Subscribed unsubscribe Subscribe Subscribe

Haskellで近傍探索

プログラミング

昨日の続き.型を変えて,searchを追加した.

import List
import Ratio

data Tree a = Leaf [String]
            | Node (String,Ratio Int) (Tree a) (Tree a) deriving Show

(<->) :: (Eq a) => [a] -> [a] -> [Bool]
x <-> y = zipWith (==) x y

tv :: [Bool] -> Ratio Int
tv [] = 0
tv x  = (length . elemIndices True) x % length x

dist :: (Eq a) => [a] -> [a] -> Ratio Int
dist x y = 1 - tv (x <-> y)

sortByDist :: (Ord a) => [a] -> [[a]] -> [[a]]
sortByDist _ []     = []
sortByDist h (x:xs) = sortByDist h [y | y <- xs, dist h y < dist h x]
                    ++ [x]
                    ++ sortByDist h [y | y <- xs, dist h y >= dist h x]

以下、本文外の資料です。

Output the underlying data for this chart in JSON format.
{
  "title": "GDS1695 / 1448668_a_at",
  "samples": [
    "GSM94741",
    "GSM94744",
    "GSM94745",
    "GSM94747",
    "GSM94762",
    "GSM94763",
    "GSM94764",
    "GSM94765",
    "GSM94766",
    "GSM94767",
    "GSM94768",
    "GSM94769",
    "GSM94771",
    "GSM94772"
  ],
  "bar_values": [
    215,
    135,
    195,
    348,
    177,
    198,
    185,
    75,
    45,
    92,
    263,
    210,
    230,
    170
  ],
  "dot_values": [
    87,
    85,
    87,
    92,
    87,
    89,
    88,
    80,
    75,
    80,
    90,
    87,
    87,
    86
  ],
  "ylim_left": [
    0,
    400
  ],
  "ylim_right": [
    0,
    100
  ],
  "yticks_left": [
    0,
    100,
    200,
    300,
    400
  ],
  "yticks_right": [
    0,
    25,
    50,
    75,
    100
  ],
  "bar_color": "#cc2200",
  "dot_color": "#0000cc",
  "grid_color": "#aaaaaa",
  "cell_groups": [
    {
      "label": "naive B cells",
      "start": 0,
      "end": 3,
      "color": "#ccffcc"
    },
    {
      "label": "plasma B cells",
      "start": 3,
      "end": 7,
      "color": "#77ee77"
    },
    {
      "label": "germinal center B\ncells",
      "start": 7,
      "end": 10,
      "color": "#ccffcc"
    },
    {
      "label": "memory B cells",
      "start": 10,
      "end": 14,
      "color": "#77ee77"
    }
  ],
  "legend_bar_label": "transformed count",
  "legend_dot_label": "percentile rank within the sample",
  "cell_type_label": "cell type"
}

buildTree :: [String] -> Tree a
buildTree x = if length x == 1
              then Leaf x
              else Node (c,r) (buildTree left) (buildTree right)
    where sorted = sortByDist (head x) x
          (left,right) = splitAt (length sorted `div` 2) sorted
          c = head left
          r = dist c (last left)

search :: String -> Ratio Int -> Tree a -> [String]
search x d (Leaf (c:_))   = if dist x c <= d then [c] else []
search x d (Node (c,r) left right)
       | dist c x <= r - d = search x d left
       | dist c x >  r + d = search x d right
       | otherwise         = (search x d left) ++ (search x d right)

-- テストデータ
e = ["010101", "110101", "010010", "111010", "100100",
     "001011", "010010", "000010", "010001", "010010"]

tree = buildTree e -- 探索木

main :: IO ()
main = do putStrLn $ show $ search "010001" (1%6) tree
          putStrLn $ show $ search "010001" (1%12) tree

短く書きたいあまり,tvが悲惨なのには目をつぶることにする.近傍探索と完全一致探索を行う.結果は以下の通り.

["010101","010001"]
["010001"]

これは去年の講義で扱った近傍探索をHaskellで書き直したもの.そのときはLispで書いたが,Haskellの方がデータ型を扱いやすいためかわかりやすく書ける気がする.